“La parola ritardi quando si parla di attività economiche e commerciali deve essere bandita”. Commenta così Davide Urban, direttore provinciale di Ascom Confcommercio Ferrara le vicende del restauro dai tempi incerti della Galleria Matteotti e del bar, inagibile, annesso al Palazzo Schifanoia.
“Al di là delle specifiche situazioni che vedono coinvolti nel primo caso i disaccordi dei condomini e nel secondo i tempi lunghi della Soprintendenza, mi permetto di segnalare che una città come Ferrara che vive di turismo deve poter usufruire degli spazi in modo completo. Gli eventi vanno sì confermati ma resi anche possibili e deve essere creato un contorno di contenitori funzionanti. Voglio dire che il salotto buono della città come piazza Trento Trieste e l’adiacente Galleria Matteotti deve essere fruibile in tutti i suoi spazi”. L’associazione di via Bariffaldi anticipa che convocherà appena possibile un incontro con le proprietà e il Comune per trovare un percorso condiviso.
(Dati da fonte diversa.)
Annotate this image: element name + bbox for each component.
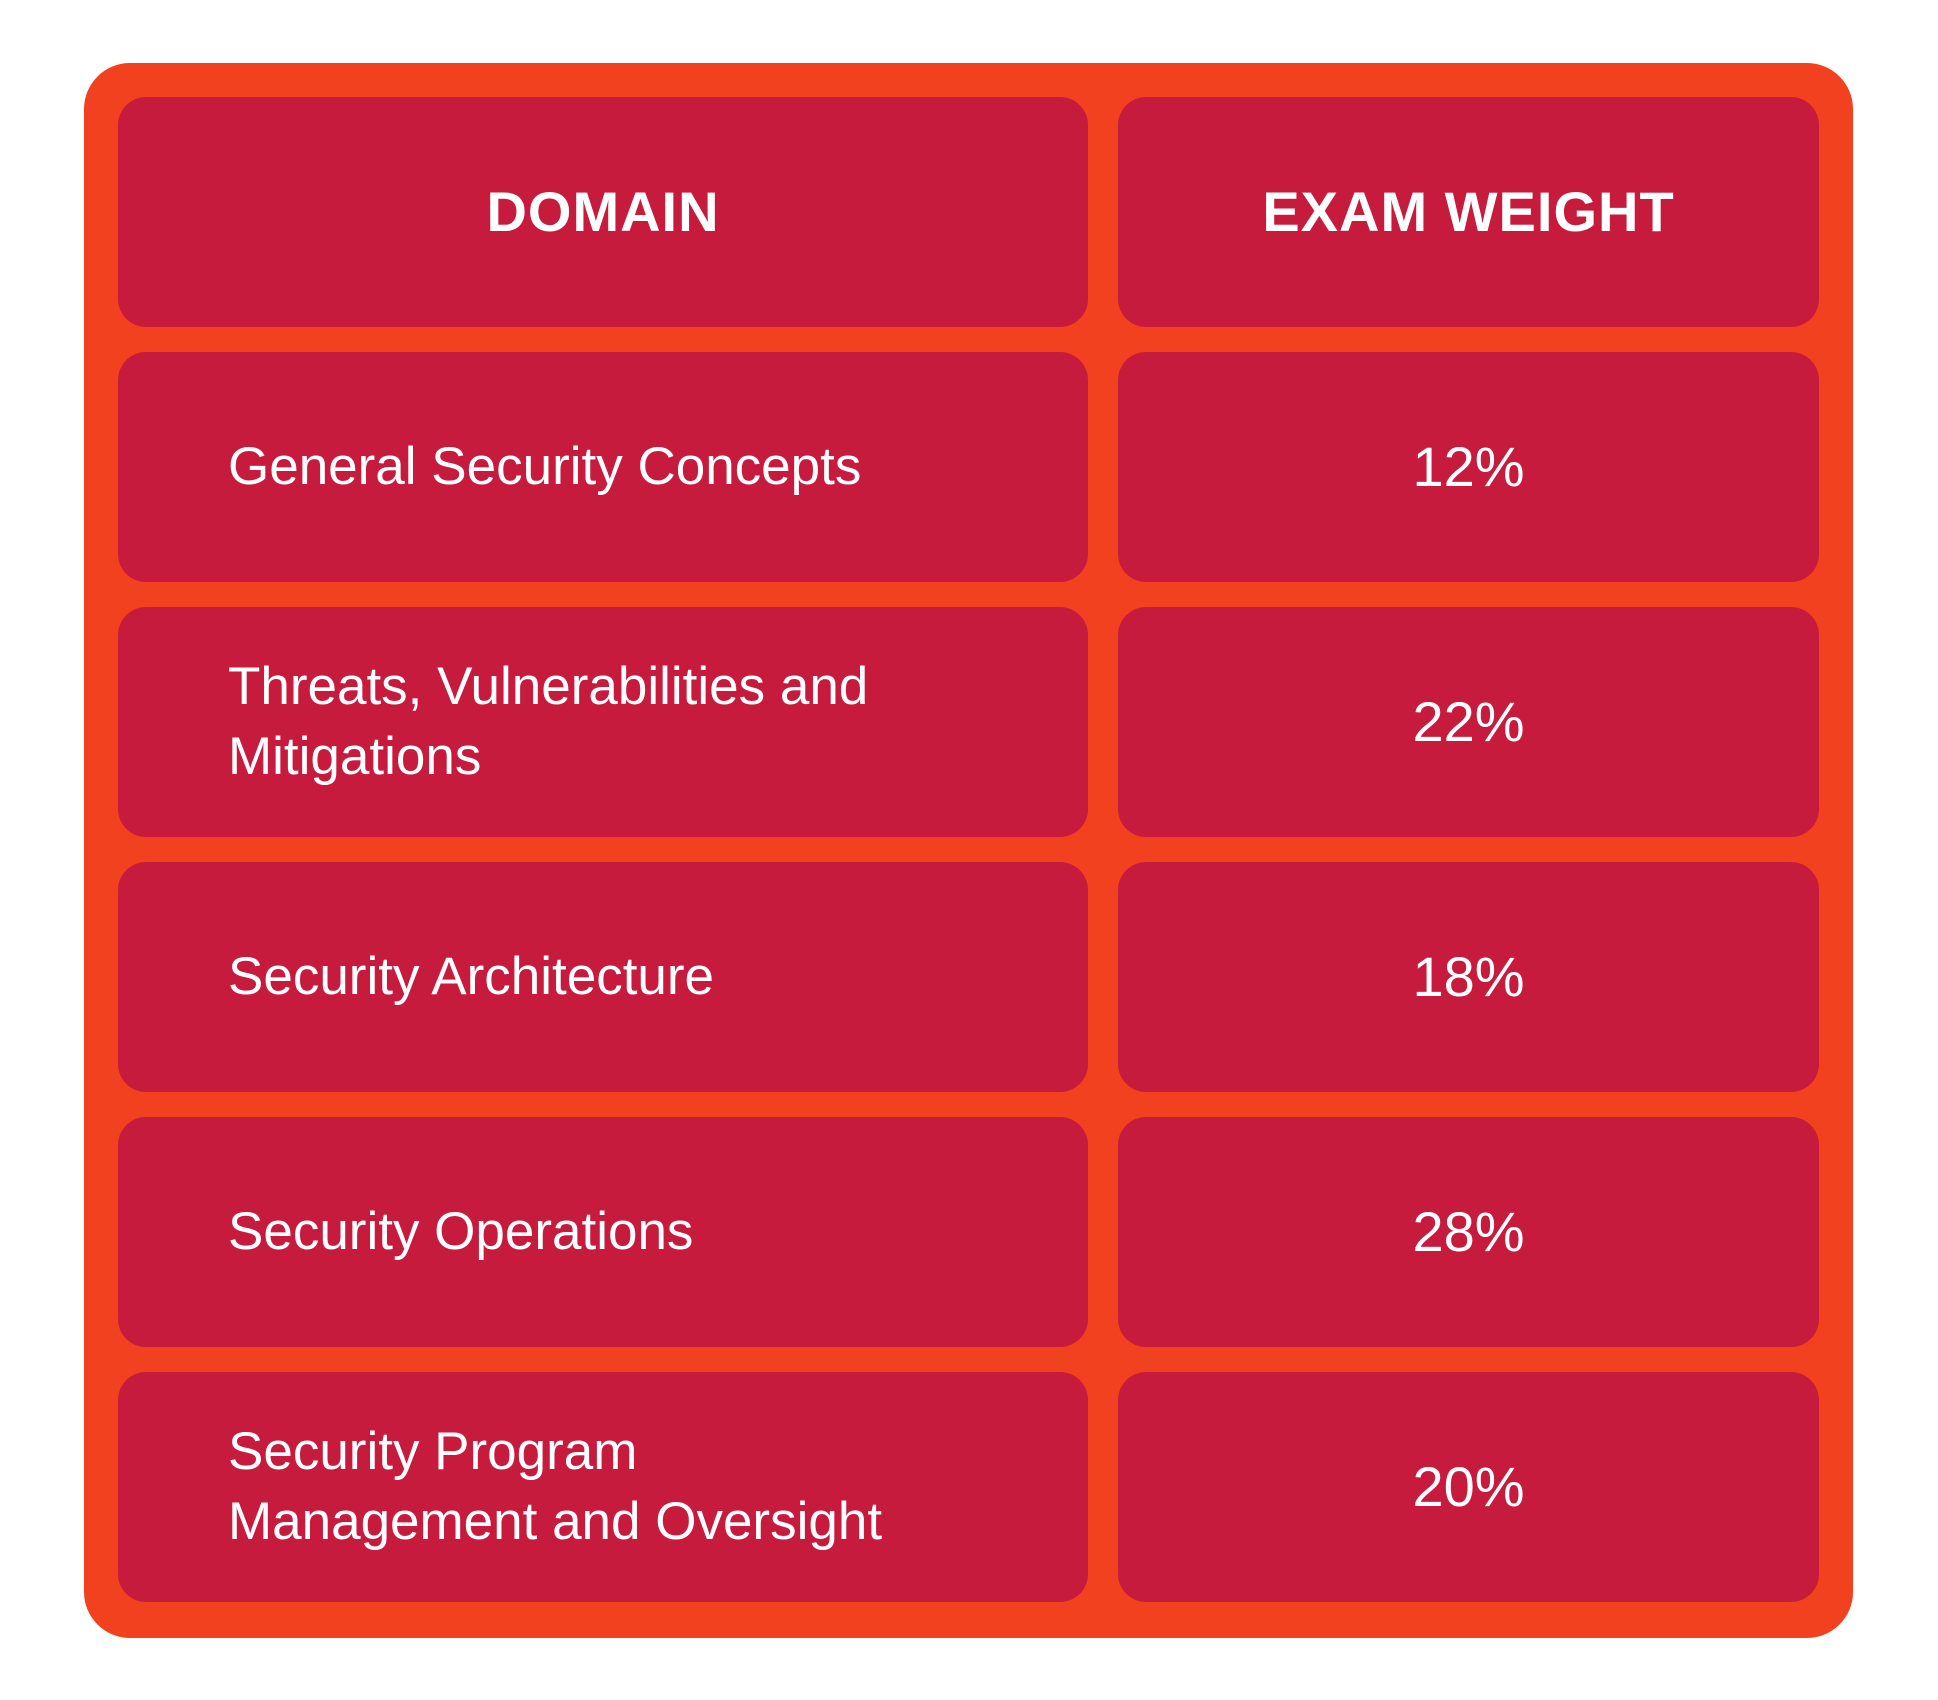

“Nel secondo caso – prosegue Urban – e mi riferisco al bar annesso a palazzo Schifanoia, leggo dei paletti burocratici che hanno costellato il percorso professionale di un giovane imprenditore che ha tanta voglia di fare. Le aziende non hanno un pulsante per accenderle e spegnerle a comando. Contatteremo il titolare del bar nei prossimi giorni per supportarlo, per quanto possibile, nelle sue richieste al Comune e trovare una soluzione dignitosa”.
“Come associazione sono questi i temi sui quali siamo – conclude il direttore di Ascom Confcommercio – impegnati quotidianamente e con determinazione e cioè sostenere tutti i commercianti della città ad affrontare le sfide del mercato ed a superare le limitazioni della burocrazia”.